Legislation granting driving privileges to some New Jersey residents living in the United States illegally was pulled from the Assembly Transportation Committee Thursday by the bill's sponsor so it can be retooled.  

NJ Driver's License (New Jersey Motor Vehicle Commission)

Assemblyman Reed Gusciora (D-Trenton) said he wants to alter the legislation so that the same group of immigrants would be eligible for an actual driver's license.

"That's another thing that they (undocumented immigrants) want to discuss. Since they're already qualified to have driving privileges under the Dream Act then New Jersey should offer them the full-fledged driver's license," said Gusciora.

He plans to meet with stakeholders as he redrafts his bill which could take until the summer when the legislature is on its annual break.

The eligibility requirements for a license would be the same as under the original version.
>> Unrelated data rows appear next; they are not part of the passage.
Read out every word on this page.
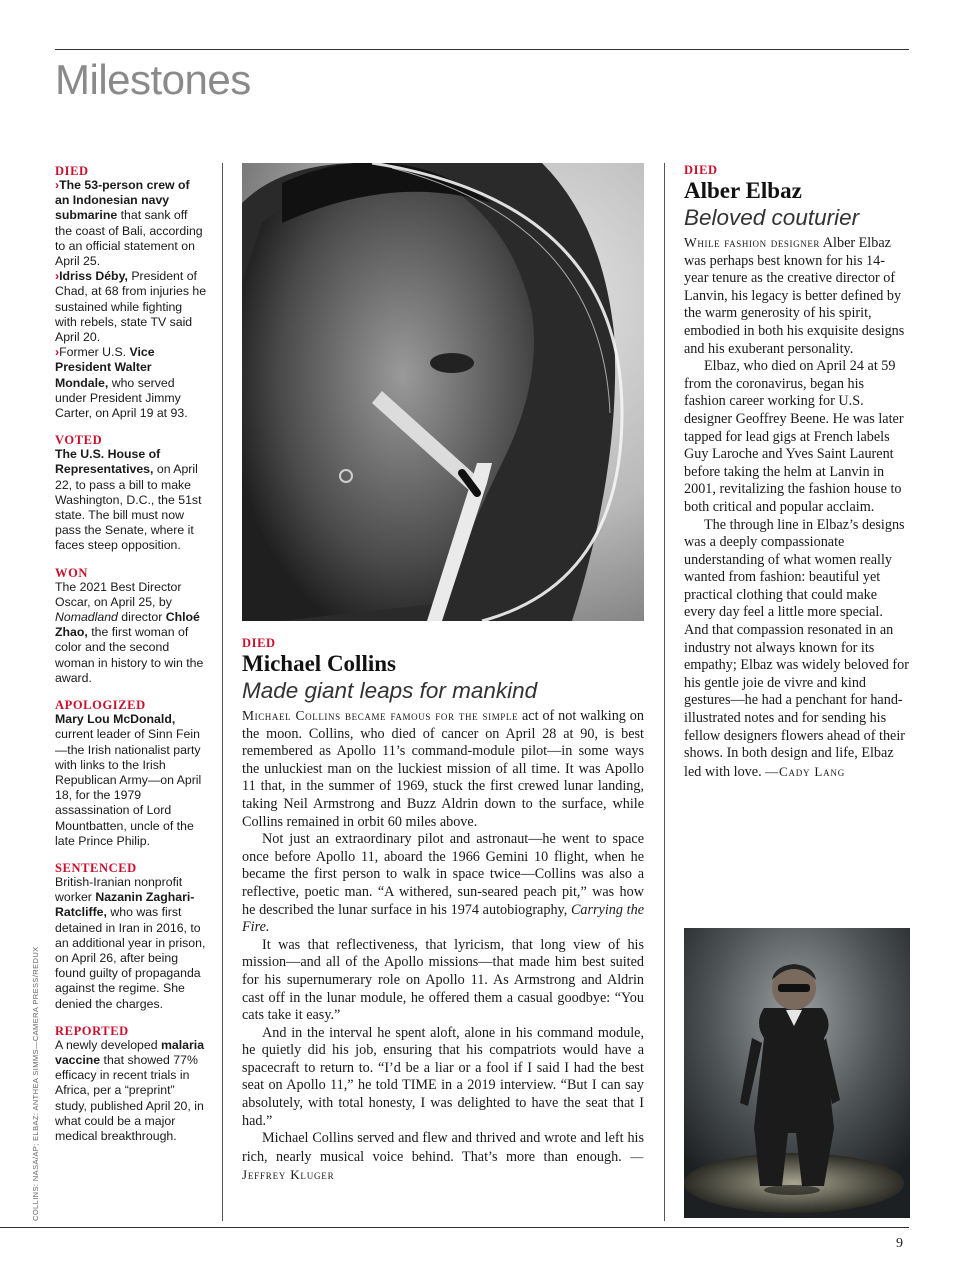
Milestones

DIED

›The 53-person crew of an Indonesian navy submarine that sank off the coast of Bali, according to an official statement on April 25.

›Idriss Déby, President of Chad, at 68 from injuries he sustained while fighting with rebels, state TV said April 20.

›Former U.S. Vice President Walter Mondale, who served under President Jimmy Carter, on April 19 at 93.

VOTED

The U.S. House of Representatives, on April 22, to pass a bill to make Washington, D.C., the 51st state. The bill must now pass the Senate, where it faces steep opposition.

WON

The 2021 Best Director Oscar, on April 25, by Nomadland director Chloé Zhao, the first woman of color and the second woman in history to win the award.

APOLOGIZED

Mary Lou McDonald, current leader of Sinn Fein—the Irish nationalist party with links to the Irish Republican Army—on April 18, for the 1979 assassination of Lord Mountbatten, uncle of the late Prince Philip.

SENTENCED

British-Iranian nonprofit worker Nazanin Zaghari-Ratcliffe, who was first detained in Iran in 2016, to an additional year in prison, on April 26, after being found guilty of propaganda against the regime. She denied the charges.

REPORTED

A newly developed malaria vaccine that showed 77% efficacy in recent trials in Africa, per a “preprint” study, published April 20, in what could be a major medical breakthrough.

COLLINS: NASA/AP; ELBAZ: ANTHEA SIMMS—CAMERA PRESS/REDUX

DIED

Michael Collins

Made giant leaps for mankind

Michael Collins became famous for the simple act of not walking on the moon. Collins, who died of cancer on April 28 at 90, is best remembered as Apollo 11’s command-module pilot—in some ways the unluckiest man on the luckiest mission of all time. It was Apollo 11 that, in the summer of 1969, stuck the first crewed lunar landing, taking Neil Armstrong and Buzz Aldrin down to the surface, while Collins remained in orbit 60 miles above.

Not just an extraordinary pilot and astronaut—he went to space once before Apollo 11, aboard the 1966 Gemini 10 flight, when he became the first person to walk in space twice—Collins was also a reflective, poetic man. “A withered, sun-seared peach pit,” was how he described the lunar surface in his 1974 autobiography, Carrying the Fire.

It was that reflectiveness, that lyricism, that long view of his mission—and all of the Apollo missions—that made him best suited for his supernumerary role on Apollo 11. As Armstrong and Aldrin cast off in the lunar module, he offered them a casual goodbye: “You cats take it easy.”

And in the interval he spent aloft, alone in his command module, he quietly did his job, ensuring that his compatriots would have a spacecraft to return to. “I’d be a liar or a fool if I said I had the best seat on Apollo 11,” he told TIME in a 2019 interview. “But I can say absolutely, with total honesty, I was delighted to have the seat that I had.”

Michael Collins served and flew and thrived and wrote and left his rich, nearly musical voice behind. That’s more than enough. —Jeffrey Kluger

DIED

Alber Elbaz

Beloved couturier

While fashion designer Alber Elbaz was perhaps best known for his 14-year tenure as the creative director of Lanvin, his legacy is better defined by the warm generosity of his spirit, embodied in both his exquisite designs and his exuberant personality.

Elbaz, who died on April 24 at 59 from the coronavirus, began his fashion career working for U.S. designer Geoffrey Beene. He was later tapped for lead gigs at French labels Guy Laroche and Yves Saint Laurent before taking the helm at Lanvin in 2001, revitalizing the fashion house to both critical and popular acclaim.

The through line in Elbaz’s designs was a deeply compassionate understanding of what women really wanted from fashion: beautiful yet practical clothing that could make every day feel a little more special. And that compassion resonated in an industry not always known for its empathy; Elbaz was widely beloved for his gentle joie de vivre and kind gestures—he had a penchant for hand-illustrated notes and for sending his fellow designers flowers ahead of their shows. In both design and life, Elbaz led with love. —Cady Lang

9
Applicants could be up to 30 years old, and must have lived in the country for at least five years. They can't have a criminal record and must have graduated from a U.S. high school or be a veteran.

Why did Gusciora originally want driving privilege cards only? He said it was to appease critics.

"That was the language to make it palatable for New Jersey residents who are skeptical of granting privileges to resident aliens," Gusciora explained. "Since they're already qualified to drive by federal grant then New Jersey should really think about granting them full driver's licenses."

Under New Jersey law, a driver's license applicant must produce six points of identification to prove they are who they say they are. Gusciora said it hasn't been determined if undocumented immigrants would have to do the same.

"The federal government is obviously overlooking that for purposes of the Dream Act. New Jersey has to resolve that issue," Gusciora said.